There was a sound in the belly of the firebox like a huge piece of ordnance going off. The furnace pipes jumped, the walls shook, and dust rained down in a noxious snowfall on their baseball caps.

“Jeez!” said Chuck, an I-told-you-so look on his face mixed with raw terror, “you ain’t no explosives expert neither!”

Robideau heard a sharp bang and the door of the chute burst open, striking Overberg under the shoulder blades, driving him forward on a blast of expanding gasses and black soot straight into the chief’s arms. The chief dropped the bar, snatched the gun away, spun Overberg around, and hustled him out of the room.
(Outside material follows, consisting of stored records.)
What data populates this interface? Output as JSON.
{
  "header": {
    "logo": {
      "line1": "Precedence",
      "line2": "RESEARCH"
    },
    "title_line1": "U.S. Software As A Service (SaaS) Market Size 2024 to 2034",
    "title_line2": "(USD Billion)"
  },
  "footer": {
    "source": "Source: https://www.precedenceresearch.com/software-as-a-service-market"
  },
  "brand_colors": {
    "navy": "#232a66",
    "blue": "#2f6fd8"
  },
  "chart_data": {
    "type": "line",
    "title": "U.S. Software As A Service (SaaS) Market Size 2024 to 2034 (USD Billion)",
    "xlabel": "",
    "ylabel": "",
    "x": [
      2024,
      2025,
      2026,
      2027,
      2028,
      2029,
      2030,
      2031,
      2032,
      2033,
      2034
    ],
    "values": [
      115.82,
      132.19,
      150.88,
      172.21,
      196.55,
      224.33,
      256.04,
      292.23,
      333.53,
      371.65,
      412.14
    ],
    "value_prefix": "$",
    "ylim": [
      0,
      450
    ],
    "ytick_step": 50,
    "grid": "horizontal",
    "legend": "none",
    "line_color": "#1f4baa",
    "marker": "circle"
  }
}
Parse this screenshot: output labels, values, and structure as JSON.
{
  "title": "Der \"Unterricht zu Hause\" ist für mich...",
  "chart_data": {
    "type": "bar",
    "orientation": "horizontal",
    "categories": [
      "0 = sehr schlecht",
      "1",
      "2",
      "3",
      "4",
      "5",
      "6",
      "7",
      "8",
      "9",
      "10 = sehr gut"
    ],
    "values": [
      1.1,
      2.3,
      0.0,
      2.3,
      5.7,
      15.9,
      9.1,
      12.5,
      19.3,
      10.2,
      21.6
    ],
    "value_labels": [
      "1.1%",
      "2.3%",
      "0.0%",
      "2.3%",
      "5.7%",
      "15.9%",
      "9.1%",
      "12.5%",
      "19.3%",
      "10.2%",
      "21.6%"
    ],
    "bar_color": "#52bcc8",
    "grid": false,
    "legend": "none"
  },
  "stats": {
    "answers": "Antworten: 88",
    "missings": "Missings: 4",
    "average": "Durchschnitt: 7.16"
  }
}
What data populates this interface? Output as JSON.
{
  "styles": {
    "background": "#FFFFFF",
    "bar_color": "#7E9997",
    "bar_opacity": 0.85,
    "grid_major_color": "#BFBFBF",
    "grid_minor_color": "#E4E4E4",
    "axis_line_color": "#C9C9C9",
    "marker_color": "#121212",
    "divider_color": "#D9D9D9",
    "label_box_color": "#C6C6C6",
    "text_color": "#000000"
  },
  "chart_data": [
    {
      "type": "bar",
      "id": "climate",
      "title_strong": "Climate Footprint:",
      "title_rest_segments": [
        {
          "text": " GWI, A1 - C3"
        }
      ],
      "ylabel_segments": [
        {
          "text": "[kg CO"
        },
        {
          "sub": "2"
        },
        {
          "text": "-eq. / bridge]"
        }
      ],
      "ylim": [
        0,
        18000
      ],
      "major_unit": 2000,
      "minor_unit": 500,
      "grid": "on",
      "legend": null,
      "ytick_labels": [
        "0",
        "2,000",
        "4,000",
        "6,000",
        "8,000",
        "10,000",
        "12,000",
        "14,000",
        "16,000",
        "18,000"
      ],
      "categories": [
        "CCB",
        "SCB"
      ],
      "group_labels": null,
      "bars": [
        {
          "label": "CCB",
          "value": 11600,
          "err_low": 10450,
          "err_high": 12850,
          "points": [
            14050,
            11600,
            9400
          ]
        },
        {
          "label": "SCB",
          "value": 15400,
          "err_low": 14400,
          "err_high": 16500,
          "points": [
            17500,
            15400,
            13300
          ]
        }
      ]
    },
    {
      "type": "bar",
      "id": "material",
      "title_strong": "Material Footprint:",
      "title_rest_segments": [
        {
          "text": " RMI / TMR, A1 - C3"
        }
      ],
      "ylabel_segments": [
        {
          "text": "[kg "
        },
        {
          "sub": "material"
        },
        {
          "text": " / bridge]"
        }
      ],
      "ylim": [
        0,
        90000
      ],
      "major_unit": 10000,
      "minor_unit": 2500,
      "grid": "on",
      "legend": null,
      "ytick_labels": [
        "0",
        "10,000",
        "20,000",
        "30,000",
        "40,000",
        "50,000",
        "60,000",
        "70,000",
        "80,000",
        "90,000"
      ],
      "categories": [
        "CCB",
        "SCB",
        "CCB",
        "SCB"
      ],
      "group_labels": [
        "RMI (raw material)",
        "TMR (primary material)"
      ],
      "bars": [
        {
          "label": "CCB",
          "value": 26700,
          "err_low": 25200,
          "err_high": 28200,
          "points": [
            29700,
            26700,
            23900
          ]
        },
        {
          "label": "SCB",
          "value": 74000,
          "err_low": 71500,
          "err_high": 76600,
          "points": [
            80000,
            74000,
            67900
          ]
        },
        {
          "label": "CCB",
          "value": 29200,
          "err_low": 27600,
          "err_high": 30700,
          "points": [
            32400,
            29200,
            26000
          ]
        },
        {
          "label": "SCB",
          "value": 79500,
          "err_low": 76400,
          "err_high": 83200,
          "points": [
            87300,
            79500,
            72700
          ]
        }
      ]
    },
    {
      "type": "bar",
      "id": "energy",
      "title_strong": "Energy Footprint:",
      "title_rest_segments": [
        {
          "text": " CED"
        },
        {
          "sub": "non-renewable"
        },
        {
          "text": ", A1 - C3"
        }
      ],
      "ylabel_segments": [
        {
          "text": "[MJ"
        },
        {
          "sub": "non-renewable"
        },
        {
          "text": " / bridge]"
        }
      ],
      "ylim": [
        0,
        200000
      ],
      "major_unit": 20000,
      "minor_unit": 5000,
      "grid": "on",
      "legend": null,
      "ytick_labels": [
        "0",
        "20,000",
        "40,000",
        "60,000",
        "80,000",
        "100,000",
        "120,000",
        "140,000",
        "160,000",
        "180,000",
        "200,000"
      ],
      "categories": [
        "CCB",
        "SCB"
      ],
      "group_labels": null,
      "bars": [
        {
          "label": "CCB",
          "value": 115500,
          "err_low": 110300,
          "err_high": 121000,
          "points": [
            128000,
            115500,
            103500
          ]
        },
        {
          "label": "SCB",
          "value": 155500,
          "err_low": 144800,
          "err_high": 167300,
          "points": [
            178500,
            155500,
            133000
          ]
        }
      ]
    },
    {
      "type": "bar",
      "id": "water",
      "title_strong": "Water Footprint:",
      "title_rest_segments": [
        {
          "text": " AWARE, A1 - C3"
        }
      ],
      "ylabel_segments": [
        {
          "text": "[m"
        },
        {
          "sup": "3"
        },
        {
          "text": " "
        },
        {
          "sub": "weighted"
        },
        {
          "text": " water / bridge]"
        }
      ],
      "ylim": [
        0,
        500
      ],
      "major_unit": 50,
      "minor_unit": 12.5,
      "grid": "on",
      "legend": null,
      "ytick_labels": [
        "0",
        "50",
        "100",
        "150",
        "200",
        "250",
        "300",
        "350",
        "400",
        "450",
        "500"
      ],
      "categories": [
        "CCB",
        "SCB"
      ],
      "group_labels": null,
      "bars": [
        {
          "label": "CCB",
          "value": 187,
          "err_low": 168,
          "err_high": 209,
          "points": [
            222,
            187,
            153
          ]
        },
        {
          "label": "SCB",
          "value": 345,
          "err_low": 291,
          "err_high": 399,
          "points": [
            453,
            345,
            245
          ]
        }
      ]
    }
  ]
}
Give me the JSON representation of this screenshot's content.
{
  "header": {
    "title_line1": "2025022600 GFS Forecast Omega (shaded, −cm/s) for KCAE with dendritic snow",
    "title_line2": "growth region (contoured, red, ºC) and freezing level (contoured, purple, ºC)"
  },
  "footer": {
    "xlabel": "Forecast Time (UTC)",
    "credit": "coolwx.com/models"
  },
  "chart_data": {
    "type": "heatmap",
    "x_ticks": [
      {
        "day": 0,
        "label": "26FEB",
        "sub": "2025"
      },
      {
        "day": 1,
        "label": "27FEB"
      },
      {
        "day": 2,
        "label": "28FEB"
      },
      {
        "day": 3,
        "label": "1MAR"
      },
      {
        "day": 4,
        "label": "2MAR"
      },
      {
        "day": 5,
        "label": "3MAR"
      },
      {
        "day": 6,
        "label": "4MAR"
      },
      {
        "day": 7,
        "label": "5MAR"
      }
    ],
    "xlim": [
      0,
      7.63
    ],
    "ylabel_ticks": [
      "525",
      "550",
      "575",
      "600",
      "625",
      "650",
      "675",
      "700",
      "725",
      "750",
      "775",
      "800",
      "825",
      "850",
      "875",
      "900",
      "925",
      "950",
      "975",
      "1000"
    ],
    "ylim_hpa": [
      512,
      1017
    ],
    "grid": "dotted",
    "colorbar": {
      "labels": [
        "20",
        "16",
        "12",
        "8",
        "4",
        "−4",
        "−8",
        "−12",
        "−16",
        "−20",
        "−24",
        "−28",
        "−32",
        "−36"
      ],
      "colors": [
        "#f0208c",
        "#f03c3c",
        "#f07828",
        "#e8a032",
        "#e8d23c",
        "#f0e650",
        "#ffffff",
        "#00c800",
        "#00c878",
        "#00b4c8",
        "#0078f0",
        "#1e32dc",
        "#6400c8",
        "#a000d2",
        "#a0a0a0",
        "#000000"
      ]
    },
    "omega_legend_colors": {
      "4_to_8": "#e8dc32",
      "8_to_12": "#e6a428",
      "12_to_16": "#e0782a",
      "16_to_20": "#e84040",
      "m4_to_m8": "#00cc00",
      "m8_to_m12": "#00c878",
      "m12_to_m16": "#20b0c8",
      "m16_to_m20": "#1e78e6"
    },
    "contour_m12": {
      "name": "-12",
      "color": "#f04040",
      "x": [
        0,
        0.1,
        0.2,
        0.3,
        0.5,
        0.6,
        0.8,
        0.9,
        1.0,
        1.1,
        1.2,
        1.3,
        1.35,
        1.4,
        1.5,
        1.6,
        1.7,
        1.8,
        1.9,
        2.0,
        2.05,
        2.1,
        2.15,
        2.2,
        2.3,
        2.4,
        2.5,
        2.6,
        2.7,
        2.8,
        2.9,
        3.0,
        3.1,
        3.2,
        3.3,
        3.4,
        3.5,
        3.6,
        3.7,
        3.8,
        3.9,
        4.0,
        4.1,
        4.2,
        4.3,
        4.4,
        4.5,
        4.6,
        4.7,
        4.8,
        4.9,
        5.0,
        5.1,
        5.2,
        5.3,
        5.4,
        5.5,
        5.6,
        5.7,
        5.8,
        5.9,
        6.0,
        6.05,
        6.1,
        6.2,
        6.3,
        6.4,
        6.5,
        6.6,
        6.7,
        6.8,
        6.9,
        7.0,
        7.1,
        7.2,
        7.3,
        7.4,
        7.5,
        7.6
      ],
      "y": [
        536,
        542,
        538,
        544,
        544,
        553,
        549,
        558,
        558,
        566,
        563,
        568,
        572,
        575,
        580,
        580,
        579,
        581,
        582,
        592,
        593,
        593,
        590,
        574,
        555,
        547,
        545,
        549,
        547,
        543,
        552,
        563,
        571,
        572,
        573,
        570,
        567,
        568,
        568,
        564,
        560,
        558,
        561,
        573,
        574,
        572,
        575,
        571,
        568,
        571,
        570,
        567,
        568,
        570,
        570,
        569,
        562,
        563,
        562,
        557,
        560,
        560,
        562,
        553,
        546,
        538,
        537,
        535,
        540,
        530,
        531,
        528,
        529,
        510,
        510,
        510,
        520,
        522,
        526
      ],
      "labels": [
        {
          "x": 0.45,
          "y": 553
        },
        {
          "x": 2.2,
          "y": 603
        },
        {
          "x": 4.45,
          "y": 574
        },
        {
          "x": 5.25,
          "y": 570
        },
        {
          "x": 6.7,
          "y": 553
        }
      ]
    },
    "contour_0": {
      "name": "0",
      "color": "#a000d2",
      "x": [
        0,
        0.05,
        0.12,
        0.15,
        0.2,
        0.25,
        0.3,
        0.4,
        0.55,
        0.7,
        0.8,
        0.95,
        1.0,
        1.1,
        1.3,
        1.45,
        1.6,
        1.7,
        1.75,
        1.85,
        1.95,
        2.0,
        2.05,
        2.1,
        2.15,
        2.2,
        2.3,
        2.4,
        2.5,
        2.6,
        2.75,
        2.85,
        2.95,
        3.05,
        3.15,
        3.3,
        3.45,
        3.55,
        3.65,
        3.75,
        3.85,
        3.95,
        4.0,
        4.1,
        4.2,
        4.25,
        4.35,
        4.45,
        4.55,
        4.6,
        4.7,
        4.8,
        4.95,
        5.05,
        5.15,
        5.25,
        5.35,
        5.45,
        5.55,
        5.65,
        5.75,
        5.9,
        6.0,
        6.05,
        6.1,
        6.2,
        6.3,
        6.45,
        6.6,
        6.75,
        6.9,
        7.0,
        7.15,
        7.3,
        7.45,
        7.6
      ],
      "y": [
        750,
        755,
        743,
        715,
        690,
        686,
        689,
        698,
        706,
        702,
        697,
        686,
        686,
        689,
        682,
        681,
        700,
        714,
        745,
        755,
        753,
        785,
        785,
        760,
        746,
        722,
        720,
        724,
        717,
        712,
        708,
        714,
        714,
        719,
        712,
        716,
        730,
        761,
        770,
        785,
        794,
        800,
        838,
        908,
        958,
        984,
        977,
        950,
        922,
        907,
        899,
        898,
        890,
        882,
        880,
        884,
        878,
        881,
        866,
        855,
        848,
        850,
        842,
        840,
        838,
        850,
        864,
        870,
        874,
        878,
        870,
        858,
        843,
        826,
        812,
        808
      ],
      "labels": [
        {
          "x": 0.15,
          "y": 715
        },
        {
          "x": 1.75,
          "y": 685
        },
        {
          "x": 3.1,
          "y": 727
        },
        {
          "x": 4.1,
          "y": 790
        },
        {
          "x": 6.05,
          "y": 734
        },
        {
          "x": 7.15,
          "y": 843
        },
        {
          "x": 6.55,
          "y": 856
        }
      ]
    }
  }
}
“So you never did find that poor girl — I knew you wouldn’t.”

Robideau glanced up from his paperwork, miffed.

“I found out what happened to her. Doesn’t that count?”

Mrs. Robideau gave a grudging sigh.

“Oh, I imagine it does. In a way. But what I had in mind, you’d bring the girl back, all smiling.”

“She won’t be smiling, ever again. Teddy Tozer saw to that. But then Teddy won’t be smiling either, compliments of Roald Overberg, so there’s some justice to it, I suppose.”

“And you figure Overberg will get ten years? If that’s justice, you can keep it!”

“Well, he didn’t kill the girl — not directly. And a jury may buy his self-defense argument after they hear about Tozer’s history and view what we pulled out of the furnace grate.”

“That pewter bracelet.”

The chief nodded. He added, uncomfortably, “And... a few other things.”

“He should get life!”

“He will. He’s in his seventies.”

Mrs. Robideau was not mollified. “They could stick a few more years on him if they tried. What about those bylaws he broke? They should be good for an extra six months. I mean, what’s the good of having bylaws if you’re only going to use them against ordinary citizens?”

“I don’t make the laws, I only enforce them.” Robideau set down his pen. “At the risk of quoting Leonard Boski, I just work here.”

“Is that what you call it?”

He looked at her. “You do tease me unmercifully, don’t you?”